Moral responsibility is a function of the degree of foreseeability of harm and the avoidability of that harm. Here is an example. I am registered to practise medicine in Australia. But I have not practised for about eight years now. I am still licensed to drain a pleural effusion. Though I have done about 30 in my life, I can’t remember crucial details. Imagine that I undertook locum practice in a hospital and agreed to drain an effusion without supervision. The patient develops a serious pneumothorax and arrests.
Moral responsibility and blame (from Justin Oakley)

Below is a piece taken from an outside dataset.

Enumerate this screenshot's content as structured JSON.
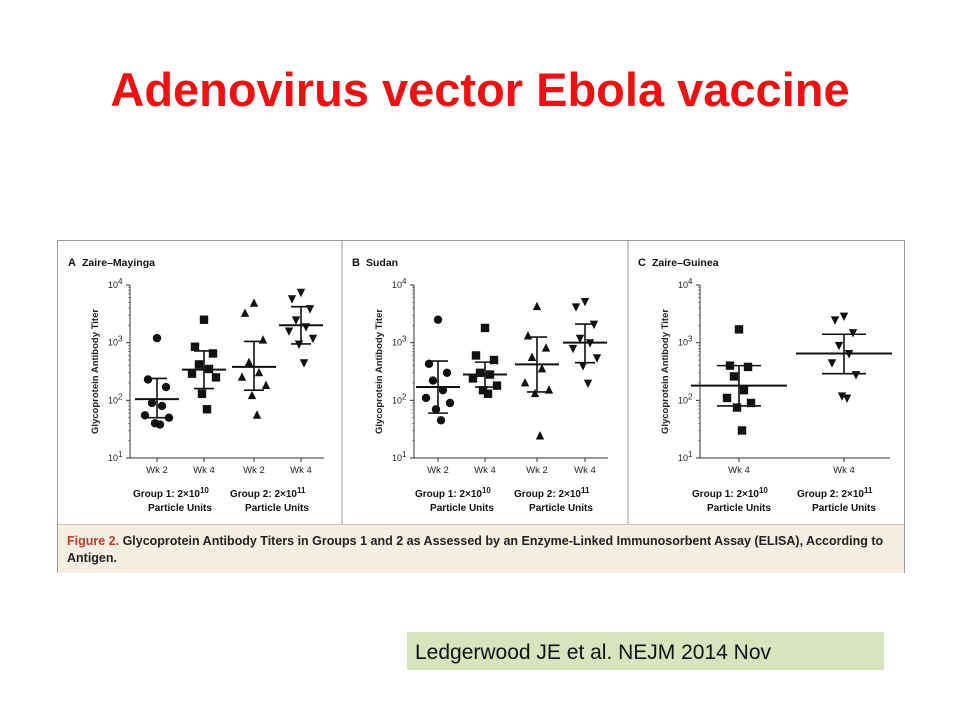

Moral responsibility = foreseeability of harm x avoidability
Blameworthiness = moral responsibility x magnitude of harm
In this case, the complication is foreseeable and I know that I am at an unacceptably high chance of having one. If there had been no one else who could have drained the effusion and it needed to be done urgently, I am less responsible. But generally, I would be morally responsible for the harm which occurred.
Complications and adverse events will always occur in medicine. The challenge is to distinguish between those adverse events for which we are morally responsible and those for which we are not, which are a result of the probabilistic nature of medicine. And we need to take responsibility for ensuring that our adverse event rate is reasonable. Not zero (it can’t be), but reasonable.

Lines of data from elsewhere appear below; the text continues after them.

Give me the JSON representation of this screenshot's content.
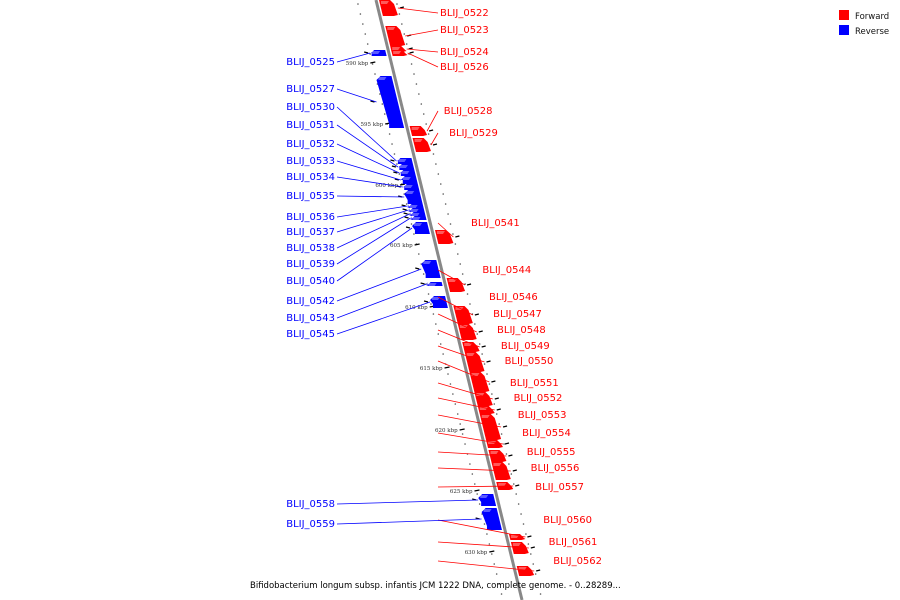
{
  "legend": {
    "forward_label": "Forward",
    "reverse_label": "Reverse",
    "forward_color": "#ff0000",
    "reverse_color": "#0000ff"
  },
  "caption": "Bifidobacterium longum subsp. infantis JCM 1222 DNA, complete genome. - 0..28289...",
  "backbone_color": "#888888",
  "ticks": [
    "590 kbp",
    "595 kbp",
    "600 kbp",
    "605 kbp",
    "610 kbp",
    "615 kbp",
    "620 kbp",
    "625 kbp",
    "630 kbp"
  ],
  "genes": [
    {
      "id": "BLIJ_0522",
      "strand": "forward"
    },
    {
      "id": "BLIJ_0523",
      "strand": "forward"
    },
    {
      "id": "BLIJ_0524",
      "strand": "forward"
    },
    {
      "id": "BLIJ_0526",
      "strand": "forward"
    },
    {
      "id": "BLIJ_0528",
      "strand": "forward"
    },
    {
      "id": "BLIJ_0529",
      "strand": "forward"
    },
    {
      "id": "BLIJ_0541",
      "strand": "forward"
    },
    {
      "id": "BLIJ_0544",
      "strand": "forward"
    },
    {
      "id": "BLIJ_0546",
      "strand": "forward"
    },
    {
      "id": "BLIJ_0547",
      "strand": "forward"
    },
    {
      "id": "BLIJ_0548",
      "strand": "forward"
    },
    {
      "id": "BLIJ_0549",
      "strand": "forward"
    },
    {
      "id": "BLIJ_0550",
      "strand": "forward"
    },
    {
      "id": "BLIJ_0551",
      "strand": "forward"
    },
    {
      "id": "BLIJ_0552",
      "strand": "forward"
    },
    {
      "id": "BLIJ_0553",
      "strand": "forward"
    },
    {
      "id": "BLIJ_0554",
      "strand": "forward"
    },
    {
      "id": "BLIJ_0555",
      "strand": "forward"
    },
    {
      "id": "BLIJ_0556",
      "strand": "forward"
    },
    {
      "id": "BLIJ_0557",
      "strand": "forward"
    },
    {
      "id": "BLIJ_0560",
      "strand": "forward"
    },
    {
      "id": "BLIJ_0561",
      "strand": "forward"
    },
    {
      "id": "BLIJ_0562",
      "strand": "forward"
    },
    {
      "id": "BLIJ_0525",
      "strand": "reverse"
    },
    {
      "id": "BLIJ_0527",
      "strand": "reverse"
    },
    {
      "id": "BLIJ_0530",
      "strand": "reverse"
    },
    {
      "id": "BLIJ_0531",
      "strand": "reverse"
    },
    {
      "id": "BLIJ_0532",
      "strand": "reverse"
    },
    {
      "id": "BLIJ_0533",
      "strand": "reverse"
    },
    {
      "id": "BLIJ_0534",
      "strand": "reverse"
    },
    {
      "id": "BLIJ_0535",
      "strand": "reverse"
    },
    {
      "id": "BLIJ_0536",
      "strand": "reverse"
    },
    {
      "id": "BLIJ_0537",
      "strand": "reverse"
    },
    {
      "id": "BLIJ_0538",
      "strand": "reverse"
    },
    {
      "id": "BLIJ_0539",
      "strand": "reverse"
    },
    {
      "id": "BLIJ_0540",
      "strand": "reverse"
    },
    {
      "id": "BLIJ_0542",
      "strand": "reverse"
    },
    {
      "id": "BLIJ_0543",
      "strand": "reverse"
    },
    {
      "id": "BLIJ_0545",
      "strand": "reverse"
    },
    {
      "id": "BLIJ_0558",
      "strand": "reverse"
    },
    {
      "id": "BLIJ_0559",
      "strand": "reverse"
    }
  ]
}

Moral responsibility and blameworthiness exist not only at a personal level, but at a professional, social, and political level. The events at Bristol made us acutely aware of the need to set and maintain a reasonable standard of care. The medical profession is now responsible for ensuring Bristol never happens again.
Since Bristol, the public has witnessed the Alder Hey retained organs scandal and the monstrous behaviour of Harold Shipman. The medical profession has never been in a darker shadow.
The final Bristol report identified many failings at personal, professional, and political levels. It set out 198 recommendations covering areas such as leadership within the health service; respect and honesty; competency of health professionals; safety and standards of care; public involvement, and care of children, especially those with cardiac conditions.
Have these recommendations been implemented? How? These are the questions to be addressed in a one day conference entitled Beyond Bristol (for full details please see the inside front cover of the journal). The conference will begin with Professor Sir Ian Kennedy’s perspective on Bristol and events since. Professor Sir Cyril Chantler will address developments in education. Moira Stuart will consider strategies to promote patient centredness. Professor Tony Hope will summarise developments in ethics and communication skills and Professor James Reason will address the issue of safety. Importantly, there will be small group work to discuss progress and stategies relevant to recommendations of the Bristol report.
The Bristol report found “a substantial and statistically significant number of excess deaths, between 30 and 35 . . .” at the Bristol Royal Infirmary. Statistical deaths are real deaths. We just cannot identify who the children are who died. Thirty children dying when they did not have to is a tragedy. Knowledge creates responsibility. The Bristol report has helped us to understand why children died unnecessarily. One of the shortcomings in Bristol was a failure to take responsibility and inaction. We all now have a responsibility to ensure that things have changed after Bristol, and changed for the better.